On 3 May 2003, Anastasia participated in the Indianapolis Life 500 Festival half marathon in Indianapolis, United States. She emerged second in a time of 1:11:59, four minutes more than her time in the Lile half marathon the previous year. In 1 Jun 2003, she participated in Suzuki Rock 'N' Roll marathon in San Diego, United States. She emerged fourth with a time of 2:30:53. Her subsequent races in the United States were in Dacenport, Falmouth, Flint, Park Forest, Philadelphia and Chicago between July and October. She placed 9th, 14, 9th, 6th, 8th and 11th positions respectively in these races before returning to Kenya.

Anastasia returned to the United States in May 2004 and on 8 May, she participated in the Indianapolis Life 500 Festival half marathon. She took the sixth position in a time of 1:16:16. She improved this time in the Vancouver half marathon 7 weeks later in Vancouver, Canada, where she clocked 1:15:41 to take the second position. Five weeks later, on August 15, she further improved this time by 10 seconds to take the second position in the America's Finest City half marathon in San Diego with a time of 1:15:31. After registering a weak performance in the Rock 'n' Roll half marathon in Virginia Beach, Virginia, where she emerged 8th overall, she went ahead to win the Beirut marathon in a time of 2:36 minutes and 46 seconds. Her final major race that year was back home in Kenya, in which she was number seven in the Nyeri half marathon in an undocumented time.

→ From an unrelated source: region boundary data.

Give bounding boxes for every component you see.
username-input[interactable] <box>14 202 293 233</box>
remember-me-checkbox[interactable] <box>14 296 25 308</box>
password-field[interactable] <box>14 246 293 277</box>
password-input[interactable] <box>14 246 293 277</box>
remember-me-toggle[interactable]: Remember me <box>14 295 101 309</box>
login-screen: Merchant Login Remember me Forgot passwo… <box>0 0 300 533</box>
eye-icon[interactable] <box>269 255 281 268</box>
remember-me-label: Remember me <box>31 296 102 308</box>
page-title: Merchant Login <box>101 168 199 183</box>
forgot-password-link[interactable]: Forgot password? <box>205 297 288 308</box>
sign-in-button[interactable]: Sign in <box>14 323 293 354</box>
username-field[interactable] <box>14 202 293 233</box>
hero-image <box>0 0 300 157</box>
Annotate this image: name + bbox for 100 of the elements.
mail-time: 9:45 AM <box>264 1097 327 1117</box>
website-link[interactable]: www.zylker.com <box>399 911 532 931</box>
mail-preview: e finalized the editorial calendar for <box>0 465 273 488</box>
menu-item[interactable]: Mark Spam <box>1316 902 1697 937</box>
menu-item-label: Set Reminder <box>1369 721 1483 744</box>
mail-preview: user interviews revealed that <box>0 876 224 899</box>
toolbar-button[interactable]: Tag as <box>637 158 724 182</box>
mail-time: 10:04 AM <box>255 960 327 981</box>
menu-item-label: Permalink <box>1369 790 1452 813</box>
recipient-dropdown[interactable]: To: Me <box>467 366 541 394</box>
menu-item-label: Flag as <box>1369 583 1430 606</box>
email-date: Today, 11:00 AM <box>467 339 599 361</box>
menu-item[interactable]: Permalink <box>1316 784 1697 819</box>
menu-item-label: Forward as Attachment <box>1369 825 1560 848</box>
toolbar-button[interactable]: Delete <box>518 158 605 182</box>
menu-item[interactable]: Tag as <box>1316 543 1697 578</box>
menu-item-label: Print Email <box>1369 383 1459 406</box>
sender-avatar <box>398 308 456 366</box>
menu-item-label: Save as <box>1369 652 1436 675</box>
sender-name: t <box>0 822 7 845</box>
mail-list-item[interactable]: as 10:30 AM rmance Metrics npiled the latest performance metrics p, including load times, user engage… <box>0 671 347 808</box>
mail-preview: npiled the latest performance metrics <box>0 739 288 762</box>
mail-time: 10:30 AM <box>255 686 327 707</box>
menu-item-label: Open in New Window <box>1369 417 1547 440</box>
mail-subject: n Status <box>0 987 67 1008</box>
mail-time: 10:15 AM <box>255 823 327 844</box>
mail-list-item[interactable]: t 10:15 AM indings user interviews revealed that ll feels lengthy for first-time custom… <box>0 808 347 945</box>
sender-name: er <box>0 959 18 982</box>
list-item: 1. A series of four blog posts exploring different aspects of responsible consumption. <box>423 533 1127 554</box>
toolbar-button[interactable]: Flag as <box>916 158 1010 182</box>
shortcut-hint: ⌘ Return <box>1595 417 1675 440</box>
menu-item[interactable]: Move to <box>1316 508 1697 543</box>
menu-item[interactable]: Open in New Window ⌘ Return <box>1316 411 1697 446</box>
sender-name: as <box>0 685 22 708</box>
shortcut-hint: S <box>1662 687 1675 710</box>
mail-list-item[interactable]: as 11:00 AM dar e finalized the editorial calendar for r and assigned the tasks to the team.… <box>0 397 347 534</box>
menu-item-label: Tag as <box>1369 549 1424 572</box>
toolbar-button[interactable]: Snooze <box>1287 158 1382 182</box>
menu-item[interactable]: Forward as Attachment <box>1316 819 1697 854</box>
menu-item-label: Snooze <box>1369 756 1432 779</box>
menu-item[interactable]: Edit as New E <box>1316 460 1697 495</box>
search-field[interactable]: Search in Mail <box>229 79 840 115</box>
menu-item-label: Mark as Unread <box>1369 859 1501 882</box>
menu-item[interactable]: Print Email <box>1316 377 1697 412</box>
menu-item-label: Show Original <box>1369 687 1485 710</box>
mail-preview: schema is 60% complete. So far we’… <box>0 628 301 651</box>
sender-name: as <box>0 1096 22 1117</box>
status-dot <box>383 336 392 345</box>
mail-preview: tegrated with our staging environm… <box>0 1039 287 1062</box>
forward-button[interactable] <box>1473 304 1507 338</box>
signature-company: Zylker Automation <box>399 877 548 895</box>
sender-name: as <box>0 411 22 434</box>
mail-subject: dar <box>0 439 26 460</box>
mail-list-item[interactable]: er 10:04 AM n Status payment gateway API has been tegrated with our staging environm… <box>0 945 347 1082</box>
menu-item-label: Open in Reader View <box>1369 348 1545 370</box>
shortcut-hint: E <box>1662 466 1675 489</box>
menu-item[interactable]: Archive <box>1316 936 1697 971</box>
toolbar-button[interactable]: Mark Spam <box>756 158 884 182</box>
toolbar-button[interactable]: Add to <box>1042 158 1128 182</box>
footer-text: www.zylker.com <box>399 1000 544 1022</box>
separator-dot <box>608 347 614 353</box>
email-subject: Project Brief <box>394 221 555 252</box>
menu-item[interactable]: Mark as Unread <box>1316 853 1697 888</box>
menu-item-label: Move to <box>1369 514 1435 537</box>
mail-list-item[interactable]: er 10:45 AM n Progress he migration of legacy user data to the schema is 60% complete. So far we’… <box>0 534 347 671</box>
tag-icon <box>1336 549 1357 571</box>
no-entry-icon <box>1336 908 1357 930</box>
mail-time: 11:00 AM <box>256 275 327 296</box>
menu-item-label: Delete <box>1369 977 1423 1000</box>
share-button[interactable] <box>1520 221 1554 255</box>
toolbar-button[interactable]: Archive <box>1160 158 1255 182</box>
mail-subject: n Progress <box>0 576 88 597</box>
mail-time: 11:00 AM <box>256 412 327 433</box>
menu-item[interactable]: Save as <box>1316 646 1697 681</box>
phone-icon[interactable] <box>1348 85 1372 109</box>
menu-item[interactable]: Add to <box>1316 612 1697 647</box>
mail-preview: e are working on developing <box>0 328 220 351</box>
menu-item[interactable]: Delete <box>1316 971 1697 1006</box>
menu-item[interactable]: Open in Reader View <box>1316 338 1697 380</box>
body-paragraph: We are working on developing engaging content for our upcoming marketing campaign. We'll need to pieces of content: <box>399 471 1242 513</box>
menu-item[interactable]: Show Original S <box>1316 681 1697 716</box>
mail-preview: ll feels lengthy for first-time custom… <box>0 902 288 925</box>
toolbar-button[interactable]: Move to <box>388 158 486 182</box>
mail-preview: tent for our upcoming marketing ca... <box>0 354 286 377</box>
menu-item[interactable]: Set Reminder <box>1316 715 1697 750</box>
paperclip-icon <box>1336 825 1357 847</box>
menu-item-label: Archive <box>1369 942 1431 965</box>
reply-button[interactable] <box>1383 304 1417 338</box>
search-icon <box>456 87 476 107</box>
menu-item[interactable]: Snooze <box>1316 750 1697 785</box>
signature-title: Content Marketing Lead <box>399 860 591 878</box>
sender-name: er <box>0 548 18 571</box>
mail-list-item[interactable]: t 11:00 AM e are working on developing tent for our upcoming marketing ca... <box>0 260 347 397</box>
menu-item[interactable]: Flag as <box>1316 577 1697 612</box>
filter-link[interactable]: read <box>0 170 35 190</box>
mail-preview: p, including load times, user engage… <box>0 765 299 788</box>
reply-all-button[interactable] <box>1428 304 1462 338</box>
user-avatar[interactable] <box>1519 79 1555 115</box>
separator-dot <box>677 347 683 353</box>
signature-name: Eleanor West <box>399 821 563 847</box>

In 2005, Anastasia competed in 4 half marathons and 2 marathons around the world. She won one marathon, the Toronto Waterfront Marathon in Toronto, Canada, with a time of 2:36:30.8; and the Safaricom half marathon in Nyeri, Kenya, with a time of 1:18:26. She further emerged second in two of them, the America's Finest City half marathon, at 1:16:01; and The Stone Harbor Lions Runwon none of them.

In 2006, Anastasia had three major races, two of them marathons. These were the Osaka International Women's in Osaka, Japan and the Hokkaido marathon in Sapporo, Japan. She finished 8th and 9th in a time of 2:32:47 and 2:45:52 respectively for the first and second races. She then went on a hiatus for four years, returning again in 2010.

When she returned in 2010, Anastasia participated in the Standard Chartered Nairobi marathon in Nairobi, Kenya and the Standard Chartered Mumbai marathon in Mumbai, India in 2010 and 2011 respectively, she performed dismally in both races, taking the 12th and 13th positions with a time of more than 2 hours and 47 minutes in both. She improved her time in the 2012 Nagano Olympic Commemorative marathon of 2012 when she clocked 2:43:33 and became the 9th athlete to finish the race.